Aku menelan makanan dalam mulut susah payah. Siluman tiba-tiba bersuara lembut dan ramah merupakan indikasi bahaya. "Enggak usah. Makasih. Ini buat lo aja." Aku menunjuk sepotong daging yang diberikan Ken pakai pisau.

"Makan aja. Gue kurang napsu makan," tolaknya. Dia memotong makanan di piring dengan anggun membuatku menerka apa masalah yang membebaninya.

Ya soal Kara lah.

Oke, waktunya aku jadi Mamah Yellow si pakar konseling yang buka sesi khusus Ken. "Lo mau cerita ama gue?" tanyaku selembut yang aku bisa.

Ken batal menyuap daging dan menatapku seperti melihat alien. "Lo keselek steak?"

Eh pertanyaannya nyebelin banget. "Gue perhatian ke Ayang KW gue. Cerita aja, gue bisa jadi pendengar yang baik. Beneran." Aku promosi diri. Biar berantakan gini, aku selalu jadi muara curhat unfaedah Tita dan Pipit walau aku enggak pernah ngasih solusi. Namanya orang curhat, kadang hanya butuh telinga dan anggukan pas pertanyaan 'lo paham kan?' dilempar di tengah sesi.

Ken tertawa kecil sambil melanjutkan menyuap makanan. Aku menunggu dengan sabar. Karena kesabaranku akan menguak misteri percintaan Ken dan Kara yang tamat mendadak. Aku yakin itu. Yakin sepuluh persen.

"Gue mau kencan sepenuh hati bareng lo, tapi gue masih mempertimbangkan pendapat lo."

Si reptil kebanyakan alasan. Tinggal bongkar alasan mereka putus aja susah.

Pasang senyum, kasih kesan pro, dan ngomong, "Gue bisa terima kencan sepenuh hati lo, Bang." Dia akan percaya padaku, lalu kami cukup dekat dan dia membagikan kisah cintanya yang kandas. Owkeh!

Selalu ingat pesan Pak Aji di kelas Etika Bisnis, manner baik akan membuka pintu yang tidak bisa dilakukan pendidikan terbaik. Jadi, aku tunjukan sikap teman suportif supaya membuka mulut Ken.

"Bener nih?" Ken menatapku sangsi.

"Iya dong," sahutku penuh percaya diri. Memangnya kencan ngapain aja sih? Aku sering jadi obat nyamuk di kencan Tita maupun Pipit. Jomblo sejak zigot enggak membuatku bodoh banget. Webtoon juga sering menampilkan episode kencan.

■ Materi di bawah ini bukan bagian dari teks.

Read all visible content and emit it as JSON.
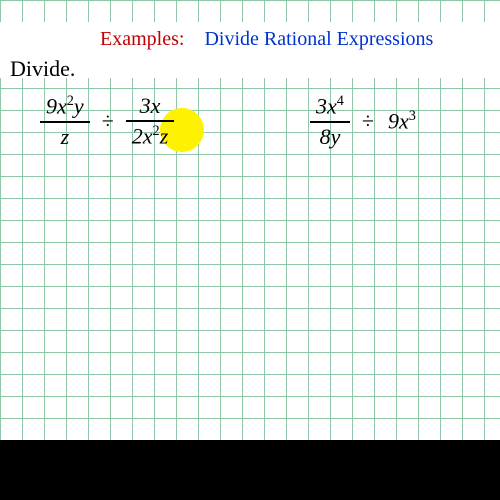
{
  "header": {
    "examples_label": "Examples:",
    "title": "Divide Rational Expressions"
  },
  "instruction": "Divide.",
  "problems": {
    "p1": {
      "frac1_num": "9x²y",
      "frac1_den": "z",
      "operator": "÷",
      "frac2_num": "3x",
      "frac2_den": "2x²z"
    },
    "p2": {
      "frac1_num": "3x⁴",
      "frac1_den": "8y",
      "operator": "÷",
      "term2": "9x³"
    }
  },
  "styling": {
    "grid_color": "#8ec8a8",
    "grid_size": 22,
    "examples_color": "#c00000",
    "title_color": "#0033cc",
    "highlight_color": "#fff200",
    "font_family": "Times New Roman",
    "math_fontsize": 22
  }
}
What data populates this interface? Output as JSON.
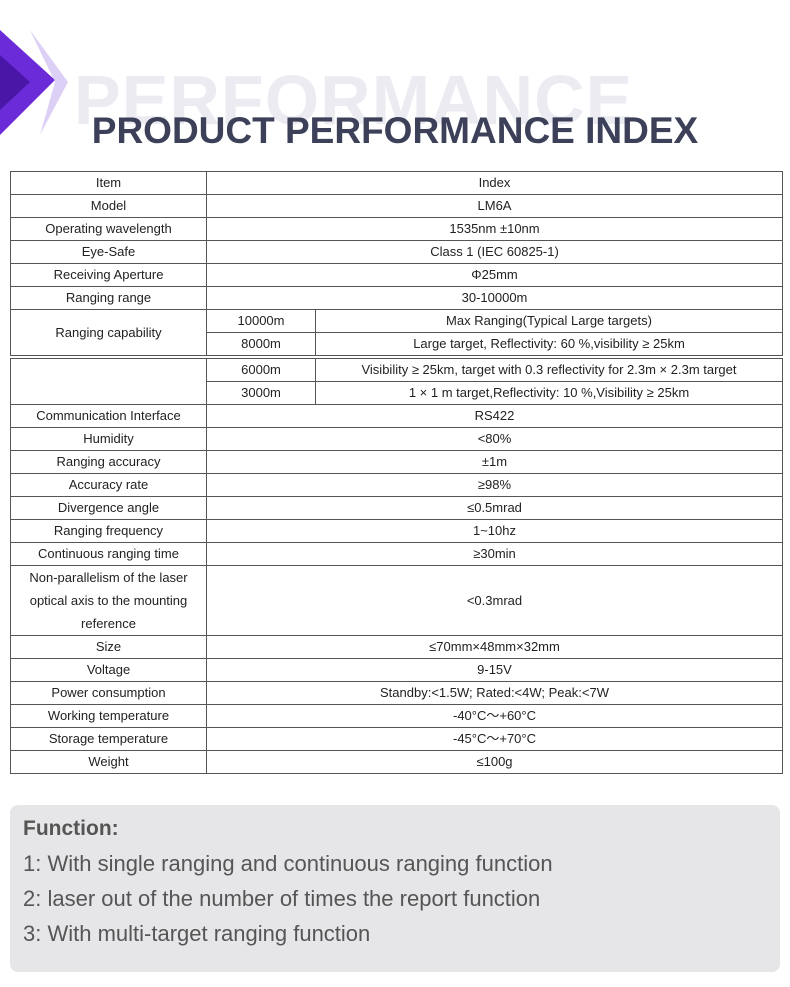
{
  "header": {
    "watermark": "PERFORMANCE",
    "title": "PRODUCT PERFORMANCE INDEX"
  },
  "table": {
    "header": [
      "Item",
      "Index"
    ],
    "rows": [
      {
        "label": "Model",
        "value": "LM6A"
      },
      {
        "label": "Operating wavelength",
        "value": "1535nm ±10nm"
      },
      {
        "label": "Eye-Safe",
        "value": "Class 1 (IEC 60825-1)"
      },
      {
        "label": "Receiving Aperture",
        "value": "Φ25mm"
      },
      {
        "label": "Ranging range",
        "value": "30-10000m"
      },
      {
        "label": "Ranging capability",
        "sub": [
          [
            "10000m",
            "Max Ranging(Typical Large targets)"
          ],
          [
            "8000m",
            "Large target, Reflectivity: 60 %,visibility ≥ 25km"
          ]
        ]
      }
    ]
  },
  "table2": {
    "rows": [
      {
        "sub": [
          [
            "6000m",
            "Visibility ≥ 25km, target with 0.3 reflectivity for 2.3m × 2.3m target"
          ],
          [
            "3000m",
            "1 × 1 m target,Reflectivity: 10 %,Visibility ≥ 25km"
          ]
        ]
      },
      {
        "label": "Communication Interface",
        "value": "RS422"
      },
      {
        "label": "Humidity",
        "value": "<80%"
      },
      {
        "label": "Ranging accuracy",
        "value": "±1m"
      },
      {
        "label": "Accuracy rate",
        "value": "≥98%"
      },
      {
        "label": "Divergence angle",
        "value": "≤0.5mrad"
      },
      {
        "label": "Ranging frequency",
        "value": "1~10hz"
      },
      {
        "label": "Continuous ranging time",
        "value": "≥30min"
      },
      {
        "label": "Non-parallelism of the laser optical axis to the mounting reference",
        "value": "<0.3mrad"
      },
      {
        "label": "Size",
        "value": "≤70mm×48mm×32mm"
      },
      {
        "label": "Voltage",
        "value": "9-15V"
      },
      {
        "label": "Power consumption",
        "value": "Standby:<1.5W; Rated:<4W; Peak:<7W"
      },
      {
        "label": "Working temperature",
        "value": "-40°C～+60°C"
      },
      {
        "label": "Storage temperature",
        "value": "-45°C～+70°C"
      },
      {
        "label": "Weight",
        "value": "≤100g"
      }
    ]
  },
  "function": {
    "title": "Function:",
    "items": [
      "1: With single ranging and continuous ranging function",
      "2: laser out of the number of times the report function",
      "3: With multi-target ranging function"
    ]
  }
}
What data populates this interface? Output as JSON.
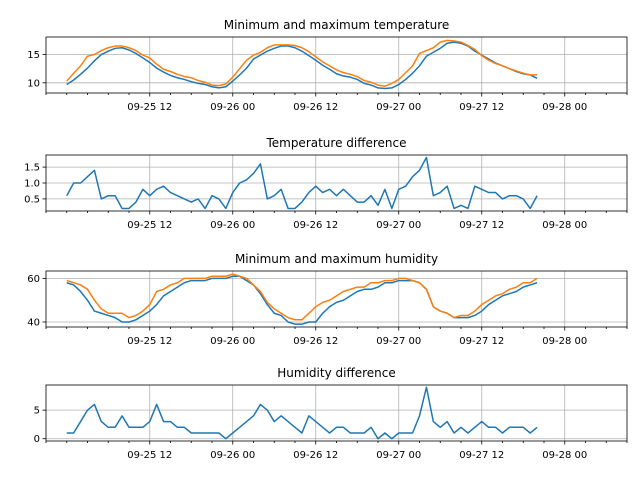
{
  "chart_data": [
    {
      "type": "line",
      "title": "Minimum and maximum temperature",
      "xlabel": "",
      "ylabel": "",
      "grid": true,
      "x_start": "2023-09-25 00:00",
      "x_step_hours": 3,
      "x_ticks": [
        "09-25 12",
        "09-26 00",
        "09-26 12",
        "09-27 00",
        "09-27 12",
        "09-28 00"
      ],
      "y_ticks": [
        10,
        15
      ],
      "ylim": [
        8.2,
        18.1
      ],
      "series": [
        {
          "name": "",
          "color": "#1f77b4",
          "values": [
            9.7,
            10.5,
            11.5,
            12.6,
            13.9,
            15.0,
            15.6,
            16.1,
            16.2,
            15.8,
            15.2,
            14.4,
            13.6,
            12.6,
            11.9,
            11.3,
            10.9,
            10.6,
            10.2,
            9.9,
            9.7,
            9.3,
            9.1,
            9.3,
            10.3,
            11.4,
            12.6,
            14.2,
            14.9,
            15.6,
            16.1,
            16.5,
            16.5,
            16.2,
            15.6,
            14.8,
            14.0,
            13.1,
            12.4,
            11.6,
            11.2,
            11.0,
            10.6,
            9.9,
            9.6,
            9.1,
            9.0,
            9.1,
            9.7,
            10.6,
            11.7,
            13.0,
            14.7,
            15.4,
            16.1,
            17.0,
            17.2,
            17.0,
            16.5,
            15.6,
            14.9,
            14.2,
            13.5,
            13.0,
            12.5,
            12.0,
            11.6,
            11.4,
            10.8
          ]
        },
        {
          "name": "",
          "color": "#ff7f0e",
          "values": [
            10.3,
            11.7,
            13.0,
            14.7,
            15.0,
            15.7,
            16.2,
            16.5,
            16.5,
            16.2,
            15.7,
            14.9,
            14.4,
            13.3,
            12.4,
            12.0,
            11.5,
            11.1,
            10.9,
            10.4,
            10.1,
            9.6,
            9.5,
            9.8,
            11.0,
            12.5,
            14.0,
            14.9,
            15.4,
            16.2,
            16.7,
            16.7,
            16.7,
            16.6,
            16.2,
            15.5,
            14.6,
            13.7,
            13.0,
            12.3,
            11.8,
            11.5,
            11.1,
            10.4,
            10.1,
            9.6,
            9.4,
            9.9,
            10.6,
            11.8,
            13.0,
            15.2,
            15.7,
            16.2,
            17.2,
            17.5,
            17.4,
            17.2,
            16.6,
            15.9,
            14.8,
            14.0,
            13.4,
            13.0,
            12.5,
            12.1,
            11.7,
            11.4,
            11.4
          ]
        }
      ]
    },
    {
      "type": "line",
      "title": "Temperature difference",
      "xlabel": "",
      "ylabel": "",
      "grid": true,
      "x_start": "2023-09-25 00:00",
      "x_step_hours": 3,
      "x_ticks": [
        "09-25 12",
        "09-26 00",
        "09-26 12",
        "09-27 00",
        "09-27 12",
        "09-28 00"
      ],
      "y_ticks": [
        0.5,
        1.0,
        1.5
      ],
      "ylim": [
        0.12,
        1.88
      ],
      "series": [
        {
          "name": "",
          "color": "#1f77b4",
          "values": [
            0.6,
            1.0,
            1.0,
            1.2,
            1.4,
            0.5,
            0.6,
            0.6,
            0.2,
            0.2,
            0.4,
            0.8,
            0.6,
            0.8,
            0.9,
            0.7,
            0.6,
            0.5,
            0.4,
            0.5,
            0.2,
            0.6,
            0.5,
            0.2,
            0.7,
            1.0,
            1.1,
            1.3,
            1.6,
            0.5,
            0.6,
            0.8,
            0.2,
            0.2,
            0.4,
            0.7,
            0.9,
            0.7,
            0.8,
            0.6,
            0.8,
            0.6,
            0.4,
            0.4,
            0.6,
            0.3,
            0.8,
            0.2,
            0.8,
            0.9,
            1.2,
            1.4,
            1.8,
            0.6,
            0.7,
            0.9,
            0.2,
            0.3,
            0.2,
            0.9,
            0.8,
            0.7,
            0.7,
            0.5,
            0.6,
            0.6,
            0.5,
            0.2,
            0.6
          ]
        }
      ]
    },
    {
      "type": "line",
      "title": "Minimum and maximum humidity",
      "xlabel": "",
      "ylabel": "",
      "grid": true,
      "x_start": "2023-09-25 00:00",
      "x_step_hours": 3,
      "x_ticks": [
        "09-25 12",
        "09-26 00",
        "09-26 12",
        "09-27 00",
        "09-27 12",
        "09-28 00"
      ],
      "y_ticks": [
        40,
        60
      ],
      "ylim": [
        37.7,
        63.4
      ],
      "series": [
        {
          "name": "",
          "color": "#1f77b4",
          "values": [
            58,
            57,
            54,
            50,
            45,
            44,
            43,
            42,
            40,
            40,
            41,
            43,
            45,
            48,
            52,
            54,
            56,
            58,
            59,
            59,
            59,
            60,
            60,
            60,
            61,
            61,
            59,
            57,
            53,
            48,
            44,
            43,
            40,
            39,
            39,
            40,
            40,
            44,
            47,
            49,
            50,
            52,
            54,
            55,
            55,
            56,
            58,
            58,
            59,
            59,
            59,
            58,
            55,
            47,
            45,
            44,
            42,
            42,
            42,
            43,
            45,
            48,
            50,
            52,
            53,
            54,
            56,
            57,
            58
          ]
        },
        {
          "name": "",
          "color": "#ff7f0e",
          "values": [
            59,
            58,
            57,
            55,
            50,
            46,
            44,
            44,
            44,
            42,
            43,
            45,
            48,
            54,
            55,
            57,
            58,
            60,
            60,
            60,
            60,
            61,
            61,
            61,
            62,
            61,
            60,
            57,
            54,
            49,
            46,
            44,
            42,
            41,
            41,
            44,
            47,
            49,
            50,
            52,
            54,
            55,
            56,
            56,
            58,
            58,
            59,
            59,
            60,
            60,
            59,
            58,
            55,
            47,
            45,
            44,
            42,
            43,
            43,
            45,
            48,
            50,
            52,
            53,
            55,
            56,
            58,
            58,
            60
          ]
        }
      ]
    },
    {
      "type": "line",
      "title": "Humidity difference",
      "xlabel": "",
      "ylabel": "",
      "grid": true,
      "x_start": "2023-09-25 00:00",
      "x_step_hours": 3,
      "x_ticks": [
        "09-25 12",
        "09-26 00",
        "09-26 12",
        "09-27 00",
        "09-27 12",
        "09-28 00"
      ],
      "y_ticks": [
        0,
        5
      ],
      "ylim": [
        -0.4,
        9.4
      ],
      "series": [
        {
          "name": "",
          "color": "#1f77b4",
          "values": [
            1,
            1,
            3,
            5,
            6,
            3,
            2,
            2,
            4,
            2,
            2,
            2,
            3,
            6,
            3,
            3,
            2,
            2,
            1,
            1,
            1,
            1,
            1,
            0,
            1,
            2,
            3,
            4,
            6,
            5,
            3,
            4,
            3,
            2,
            1,
            4,
            3,
            2,
            1,
            2,
            2,
            1,
            1,
            1,
            2,
            0,
            1,
            0,
            1,
            1,
            1,
            4,
            9,
            3,
            2,
            3,
            1,
            2,
            1,
            2,
            3,
            2,
            2,
            1,
            2,
            2,
            2,
            1,
            2
          ]
        }
      ]
    }
  ]
}
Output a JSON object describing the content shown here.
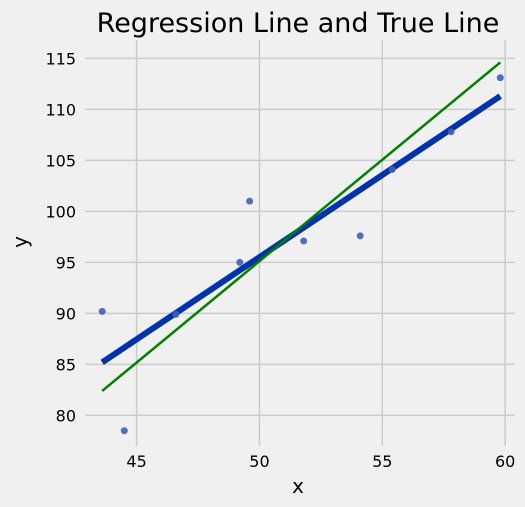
{
  "chart_data": {
    "type": "scatter",
    "title": "Regression Line and True Line",
    "xlabel": "x",
    "ylabel": "y",
    "xlim": [
      42.9,
      60.4
    ],
    "ylim": [
      77.0,
      116.8
    ],
    "xticks": [
      45,
      50,
      55,
      60
    ],
    "yticks": [
      80,
      85,
      90,
      95,
      100,
      105,
      110,
      115
    ],
    "grid": true,
    "colors": {
      "background": "#f0f0f0",
      "points": "#4060b0",
      "regression_line": "#0033aa",
      "true_line": "#008000"
    },
    "points": {
      "x": [
        43.6,
        44.5,
        46.6,
        49.2,
        49.6,
        51.8,
        54.1,
        55.4,
        57.8,
        59.8
      ],
      "y": [
        90.2,
        78.5,
        89.9,
        95.0,
        101.0,
        97.1,
        97.6,
        104.1,
        107.8,
        113.1
      ]
    },
    "lines": [
      {
        "id": "regression",
        "x": [
          43.6,
          59.8
        ],
        "y": [
          85.2,
          111.3
        ]
      },
      {
        "id": "true",
        "x": [
          43.6,
          59.8
        ],
        "y": [
          82.4,
          114.6
        ]
      }
    ]
  }
}
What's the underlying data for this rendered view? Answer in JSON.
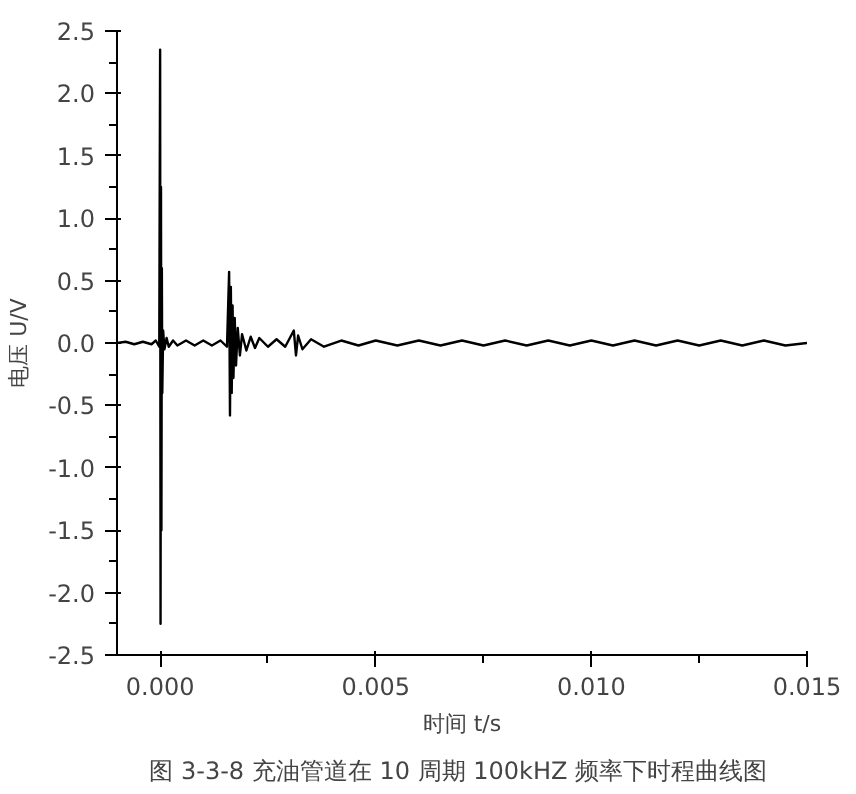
{
  "chart_data": {
    "type": "line",
    "xlabel": "时间 t/s",
    "ylabel": "电压 U/V",
    "annotations": [
      "图 3-3-8  充油管道在 10 周期 100kHZ 频率下时程曲线图"
    ],
    "xlim": [
      -0.001,
      0.015
    ],
    "xticks": [
      {
        "value": 0,
        "label": "0.000"
      },
      {
        "value": 0.0025,
        "label": null
      },
      {
        "value": 0.005,
        "label": "0.005"
      },
      {
        "value": 0.0075,
        "label": null
      },
      {
        "value": 0.01,
        "label": "0.010"
      },
      {
        "value": 0.0125,
        "label": null
      },
      {
        "value": 0.015,
        "label": "0.015"
      }
    ],
    "ylim": [
      -2.5,
      2.5
    ],
    "yticks": [
      {
        "value": -2.5,
        "label": "-2.5"
      },
      {
        "value": -2.25,
        "label": null
      },
      {
        "value": -2.0,
        "label": "-2.0"
      },
      {
        "value": -1.75,
        "label": null
      },
      {
        "value": -1.5,
        "label": "-1.5"
      },
      {
        "value": -1.25,
        "label": null
      },
      {
        "value": -1.0,
        "label": "-1.0"
      },
      {
        "value": -0.75,
        "label": null
      },
      {
        "value": -0.5,
        "label": "-0.5"
      },
      {
        "value": -0.25,
        "label": null
      },
      {
        "value": 0,
        "label": "0.0"
      },
      {
        "value": 0.25,
        "label": null
      },
      {
        "value": 0.5,
        "label": "0.5"
      },
      {
        "value": 0.75,
        "label": null
      },
      {
        "value": 1.0,
        "label": "1.0"
      },
      {
        "value": 1.25,
        "label": null
      },
      {
        "value": 1.5,
        "label": "1.5"
      },
      {
        "value": 1.75,
        "label": null
      },
      {
        "value": 2.0,
        "label": "2.0"
      },
      {
        "value": 2.25,
        "label": null
      },
      {
        "value": 2.5,
        "label": "2.5"
      }
    ],
    "grid": false,
    "marker": "none",
    "line_style": "solid",
    "series": [
      {
        "color": "#000000",
        "x": [
          -0.001,
          -0.0008,
          -0.0006,
          -0.0004,
          -0.0002,
          -0.0001,
          -2e-05,
          0,
          1e-05,
          2e-05,
          3e-05,
          4e-05,
          5e-05,
          7e-05,
          0.0001,
          0.00015,
          0.0002,
          0.0003,
          0.0004,
          0.0006,
          0.0008,
          0.001,
          0.0012,
          0.0014,
          0.00155,
          0.0016,
          0.00162,
          0.00164,
          0.00166,
          0.00168,
          0.0017,
          0.00173,
          0.00176,
          0.0018,
          0.00185,
          0.0019,
          0.002,
          0.0021,
          0.0022,
          0.0023,
          0.0025,
          0.0027,
          0.0029,
          0.0031,
          0.00315,
          0.0032,
          0.0033,
          0.0035,
          0.0038,
          0.0042,
          0.0046,
          0.005,
          0.0055,
          0.006,
          0.0065,
          0.007,
          0.0075,
          0.008,
          0.0085,
          0.009,
          0.0095,
          0.01,
          0.0105,
          0.011,
          0.0115,
          0.012,
          0.0125,
          0.013,
          0.0135,
          0.014,
          0.0145,
          0.015
        ],
        "values": [
          0,
          0.01,
          -0.01,
          0.01,
          -0.01,
          0.02,
          -0.03,
          2.35,
          -2.25,
          1.25,
          -1.5,
          0.6,
          -0.4,
          0.1,
          -0.05,
          0.04,
          -0.03,
          0.02,
          -0.02,
          0.02,
          -0.02,
          0.02,
          -0.02,
          0.02,
          -0.03,
          0.57,
          -0.58,
          0.45,
          -0.4,
          0.3,
          -0.28,
          0.2,
          -0.18,
          0.12,
          -0.1,
          0.07,
          -0.06,
          0.05,
          -0.04,
          0.04,
          -0.03,
          0.03,
          -0.03,
          0.1,
          -0.1,
          0.06,
          -0.05,
          0.03,
          -0.03,
          0.02,
          -0.02,
          0.02,
          -0.02,
          0.02,
          -0.02,
          0.02,
          -0.02,
          0.02,
          -0.02,
          0.02,
          -0.02,
          0.02,
          -0.02,
          0.02,
          -0.02,
          0.02,
          -0.02,
          0.02,
          -0.02,
          0.02,
          -0.02,
          0
        ]
      }
    ]
  }
}
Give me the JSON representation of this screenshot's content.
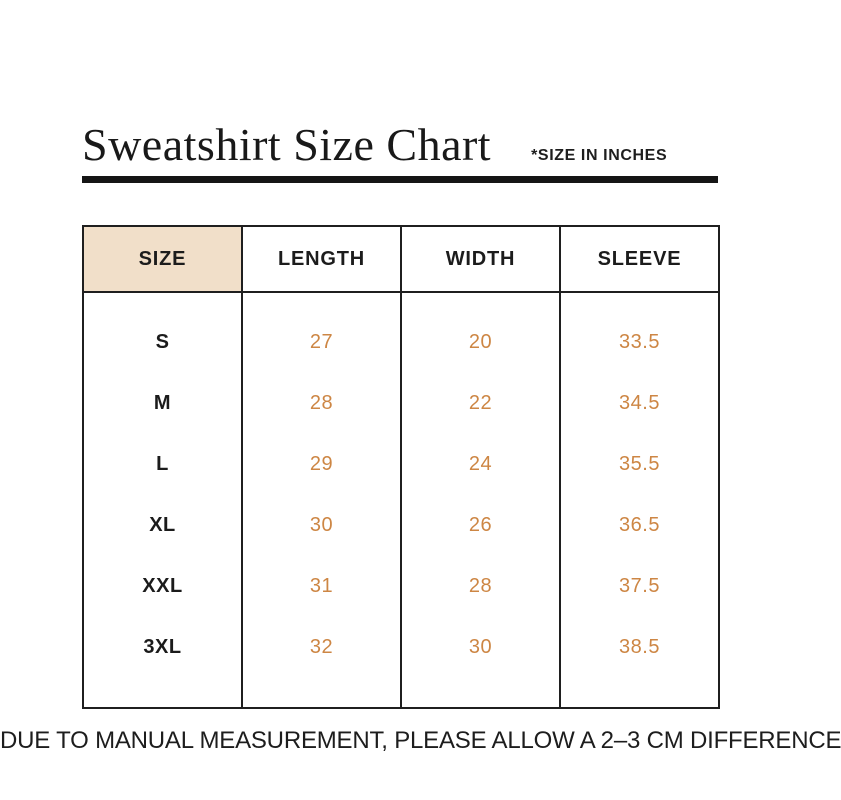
{
  "title": "Sweatshirt Size Chart",
  "title_note": "*SIZE IN INCHES",
  "table": {
    "columns": [
      "SIZE",
      "LENGTH",
      "WIDTH",
      "SLEEVE"
    ],
    "rows": [
      {
        "size": "S",
        "length": "27",
        "width": "20",
        "sleeve": "33.5"
      },
      {
        "size": "M",
        "length": "28",
        "width": "22",
        "sleeve": "34.5"
      },
      {
        "size": "L",
        "length": "29",
        "width": "24",
        "sleeve": "35.5"
      },
      {
        "size": "XL",
        "length": "30",
        "width": "26",
        "sleeve": "36.5"
      },
      {
        "size": "XXL",
        "length": "31",
        "width": "28",
        "sleeve": "37.5"
      },
      {
        "size": "3XL",
        "length": "32",
        "width": "30",
        "sleeve": "38.5"
      }
    ]
  },
  "footer_note": "DUE TO MANUAL MEASUREMENT, PLEASE ALLOW A 2–3 CM DIFFERENCE",
  "colors": {
    "background": "#ffffff",
    "text": "#1a1a1a",
    "border": "#1f1f1f",
    "header_cell_bg": "#f1dfc9",
    "value_text": "#cd8644",
    "underline_bar": "#151515"
  }
}
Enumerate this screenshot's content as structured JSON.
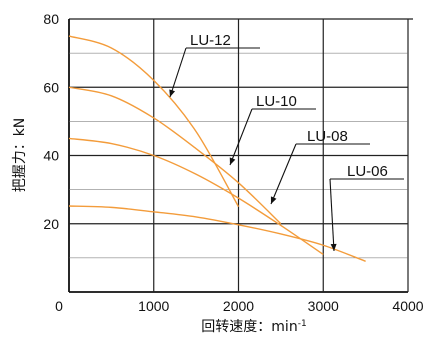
{
  "chart_data": {
    "type": "line",
    "title": "",
    "xlabel": "回转速度：min",
    "xlabel_sup": "-1",
    "ylabel": "把握力：kN",
    "xlim": [
      0,
      4000
    ],
    "ylim": [
      0,
      80
    ],
    "x_ticks": [
      0,
      1000,
      2000,
      3000,
      4000
    ],
    "y_ticks": [
      20,
      40,
      60,
      80
    ],
    "major_grid_x": [
      1000,
      2000,
      3000
    ],
    "major_grid_y": [
      20,
      40,
      60
    ],
    "minor_grid_y": [
      10,
      30,
      50,
      70
    ],
    "grid": true,
    "legend": "none",
    "line_color": "#f39c3b",
    "series": [
      {
        "name": "LU-12",
        "points": [
          [
            0,
            75
          ],
          [
            500,
            71.5
          ],
          [
            1000,
            62
          ],
          [
            1500,
            47
          ],
          [
            2000,
            25
          ]
        ]
      },
      {
        "name": "LU-10",
        "points": [
          [
            0,
            60
          ],
          [
            500,
            57.5
          ],
          [
            1000,
            51
          ],
          [
            1500,
            42
          ],
          [
            2000,
            32
          ],
          [
            2500,
            20
          ]
        ]
      },
      {
        "name": "LU-08",
        "points": [
          [
            0,
            45
          ],
          [
            500,
            43.5
          ],
          [
            1000,
            40
          ],
          [
            1500,
            34.5
          ],
          [
            2000,
            27.5
          ],
          [
            2500,
            19.5
          ],
          [
            3000,
            11
          ]
        ]
      },
      {
        "name": "LU-06",
        "points": [
          [
            0,
            25.2
          ],
          [
            500,
            24.8
          ],
          [
            1000,
            23.5
          ],
          [
            1500,
            22
          ],
          [
            2000,
            19.7
          ],
          [
            2500,
            17
          ],
          [
            3000,
            13.7
          ],
          [
            3500,
            9
          ]
        ]
      }
    ]
  }
}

"Oke," desis Ken sembari menyeringai.

OwO

Kami main ke GI. Ken ternyata maniak mol seperti Pipit dan Tita. Bedanya dia menggeretku ke Funworld dan menginvasi banyak permainan sampai kaki dan tanganku gemetar kecapekan. Setelah itu dia menarikku ke Planet Sport. Di sana, Ken berubah jadi Ginny. Setiap benda yang dipegang, wajib dibeli. Aku sampai menganga melihat kantong belanjaannya.

"Gue turun naro ini ke mobil." Ken mengangkat kantong di kedua tangan. "Lo tunggu di sini. Pesan aja yang lo mau."

"Ya, ya." Aku mengibas tangan lesu. Aku butuh mengisi bahan bakar. Badanku meraung butuh istirahat. Berdekatan Ken hanya menciptakan ide-ide busuk menguji keimananku.

"Sebentar gue balik." Ken menepuk kepalaku sekali lalu pergi.

Aku angguk-angguk saja. Menu di tangan lebih menggoda. Aku butuh nasi untuk refill kejiwaanku agar balik normal.

"Mbak, saya pesan nasi goreng gila, bakso sapi, wonton goreng, popcorn chicken, dan fish n chips. Minumnya whipped iced chocolate. Udah itu aja," kataku masih membalik buku menu.

"Minumnya satu saja, Kak?" tanya mbak pramusaji.

"Iya."

"Oh, oke." Si mbak menatap punggung Ken yang baru saja meninggalkan resto. Aku paham apa yang dia pikirkan, tapi aku enggak harus menjelaskan kalau semua pesanan tadi buatku seorang. Aku di sini yang butuh makan pasca dijajah habis-habisan. "Saya ulang ya, Kak. Nasi goreng gila, bakso sapi, wonton goreng, popcorn chicken, dan fish n chips. Minumnya whipped iced chocolate. Ada lagi?"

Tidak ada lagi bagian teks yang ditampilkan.